DEAR ABBY: I'm a gay 44-year-old man with self-esteem problems. I have never seen myself as worthy of affection, and I don't consider myself attractive. I have never been in a relationship, and no one outside of my family has ever said "I love you" to me.
I have recently tried to come out of my shell. As a result, the network of people I associate with has tripled -- and I think that has compounded my problem. Aside from parties where everyone is invited, I never hear from any of these people. I have only a couple of good friends, people I can talk to.
I have leaned on my friends to try to help me with my problem. But I'm afraid if I keep unloading on them it'll wear them down, and I don't want to burden them.

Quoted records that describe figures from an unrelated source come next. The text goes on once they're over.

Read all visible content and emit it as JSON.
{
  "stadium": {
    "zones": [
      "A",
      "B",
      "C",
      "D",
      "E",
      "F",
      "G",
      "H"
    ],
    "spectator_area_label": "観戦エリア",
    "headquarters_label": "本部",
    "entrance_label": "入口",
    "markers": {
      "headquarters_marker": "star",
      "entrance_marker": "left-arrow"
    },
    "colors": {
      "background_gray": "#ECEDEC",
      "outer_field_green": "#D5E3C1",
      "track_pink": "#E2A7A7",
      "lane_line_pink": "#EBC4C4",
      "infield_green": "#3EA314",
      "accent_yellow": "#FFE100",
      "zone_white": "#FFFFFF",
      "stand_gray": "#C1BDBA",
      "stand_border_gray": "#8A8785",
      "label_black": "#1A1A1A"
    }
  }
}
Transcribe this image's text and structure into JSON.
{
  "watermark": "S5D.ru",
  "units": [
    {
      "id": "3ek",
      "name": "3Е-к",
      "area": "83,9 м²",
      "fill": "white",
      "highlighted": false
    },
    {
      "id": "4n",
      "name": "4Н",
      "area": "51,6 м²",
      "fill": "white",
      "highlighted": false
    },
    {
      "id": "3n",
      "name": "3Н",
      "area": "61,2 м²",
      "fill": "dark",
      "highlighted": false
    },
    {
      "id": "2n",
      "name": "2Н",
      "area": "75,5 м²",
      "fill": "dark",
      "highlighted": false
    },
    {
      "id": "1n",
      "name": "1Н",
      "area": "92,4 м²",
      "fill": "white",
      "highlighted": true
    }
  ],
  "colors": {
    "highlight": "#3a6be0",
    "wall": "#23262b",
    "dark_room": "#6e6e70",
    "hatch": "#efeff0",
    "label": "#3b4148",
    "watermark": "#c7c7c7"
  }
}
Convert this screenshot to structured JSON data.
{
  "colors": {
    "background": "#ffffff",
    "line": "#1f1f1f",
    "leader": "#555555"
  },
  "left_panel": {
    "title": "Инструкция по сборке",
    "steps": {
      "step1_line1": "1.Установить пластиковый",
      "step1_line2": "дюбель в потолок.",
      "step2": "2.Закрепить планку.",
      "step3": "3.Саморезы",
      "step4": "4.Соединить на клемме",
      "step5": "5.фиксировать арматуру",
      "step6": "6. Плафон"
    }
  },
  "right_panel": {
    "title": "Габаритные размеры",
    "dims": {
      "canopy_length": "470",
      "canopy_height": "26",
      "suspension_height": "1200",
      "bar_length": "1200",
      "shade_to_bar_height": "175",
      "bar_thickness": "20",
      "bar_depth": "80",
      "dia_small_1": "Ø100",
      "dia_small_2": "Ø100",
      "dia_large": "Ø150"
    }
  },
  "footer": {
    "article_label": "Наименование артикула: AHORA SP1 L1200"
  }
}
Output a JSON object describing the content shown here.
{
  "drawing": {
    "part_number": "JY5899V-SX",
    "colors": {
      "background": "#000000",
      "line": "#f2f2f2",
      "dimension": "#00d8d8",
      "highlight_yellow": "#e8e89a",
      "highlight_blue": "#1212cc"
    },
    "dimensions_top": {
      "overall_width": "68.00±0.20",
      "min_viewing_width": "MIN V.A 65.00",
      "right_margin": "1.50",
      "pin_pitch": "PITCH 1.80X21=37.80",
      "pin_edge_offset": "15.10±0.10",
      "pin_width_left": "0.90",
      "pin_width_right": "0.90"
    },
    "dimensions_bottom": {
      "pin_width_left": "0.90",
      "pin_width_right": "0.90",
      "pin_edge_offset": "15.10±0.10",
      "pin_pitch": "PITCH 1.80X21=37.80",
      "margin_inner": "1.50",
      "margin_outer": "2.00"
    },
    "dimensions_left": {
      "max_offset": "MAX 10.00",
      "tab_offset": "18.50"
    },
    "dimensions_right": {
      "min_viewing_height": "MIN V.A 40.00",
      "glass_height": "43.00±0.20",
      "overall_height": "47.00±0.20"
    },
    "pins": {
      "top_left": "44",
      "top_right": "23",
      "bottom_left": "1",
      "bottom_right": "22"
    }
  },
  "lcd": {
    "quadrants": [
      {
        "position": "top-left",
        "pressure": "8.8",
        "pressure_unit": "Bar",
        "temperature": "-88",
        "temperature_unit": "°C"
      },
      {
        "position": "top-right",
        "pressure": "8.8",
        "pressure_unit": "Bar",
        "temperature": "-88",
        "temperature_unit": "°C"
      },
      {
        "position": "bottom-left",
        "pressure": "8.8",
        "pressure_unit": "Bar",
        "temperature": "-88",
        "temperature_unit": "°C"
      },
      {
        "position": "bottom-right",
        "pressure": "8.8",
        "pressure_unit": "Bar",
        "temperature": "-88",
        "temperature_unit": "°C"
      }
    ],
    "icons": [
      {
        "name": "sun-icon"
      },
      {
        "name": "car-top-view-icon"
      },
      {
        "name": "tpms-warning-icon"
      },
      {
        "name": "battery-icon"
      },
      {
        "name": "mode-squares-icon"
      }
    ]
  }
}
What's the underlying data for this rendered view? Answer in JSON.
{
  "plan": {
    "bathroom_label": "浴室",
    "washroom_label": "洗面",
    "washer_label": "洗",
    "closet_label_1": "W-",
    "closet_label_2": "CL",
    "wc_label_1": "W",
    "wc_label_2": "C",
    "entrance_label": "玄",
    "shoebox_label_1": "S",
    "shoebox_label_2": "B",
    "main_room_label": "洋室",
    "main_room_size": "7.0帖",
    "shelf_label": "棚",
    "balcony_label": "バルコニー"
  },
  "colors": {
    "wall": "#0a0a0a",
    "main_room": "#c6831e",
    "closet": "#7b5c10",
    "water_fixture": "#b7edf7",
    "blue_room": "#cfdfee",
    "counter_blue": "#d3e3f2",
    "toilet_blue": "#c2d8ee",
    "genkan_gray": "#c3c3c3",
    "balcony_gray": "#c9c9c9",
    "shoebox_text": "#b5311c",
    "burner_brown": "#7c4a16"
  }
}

I wish I didn't feel so worthless. I know part of my problem is the fact that I am unemployed and worried about money. But this is who I have been my whole life. How do I break the cycle and start feeling good about myself? I'm tired of being lonely all the time. -- LONELY IN CHICAGO
DEAR LONELY: One way to stop feeling lonely is to give yourself less time to feel that way. Because you are unemployed and have the time, volunteer some of it. Find a nonprofit that helps homeless gay youth or senior citizens -- or, because the political scene is heating up, the party of your choice.
And while you're at it, contact a gay and lesbian center and ask what kind of counseling services it offers, because your problems predate your unemployment. There is help available in your city. Once you understand why you feel "unworthy of affection" you'll be able to improve your self-esteem. There are better days ahead.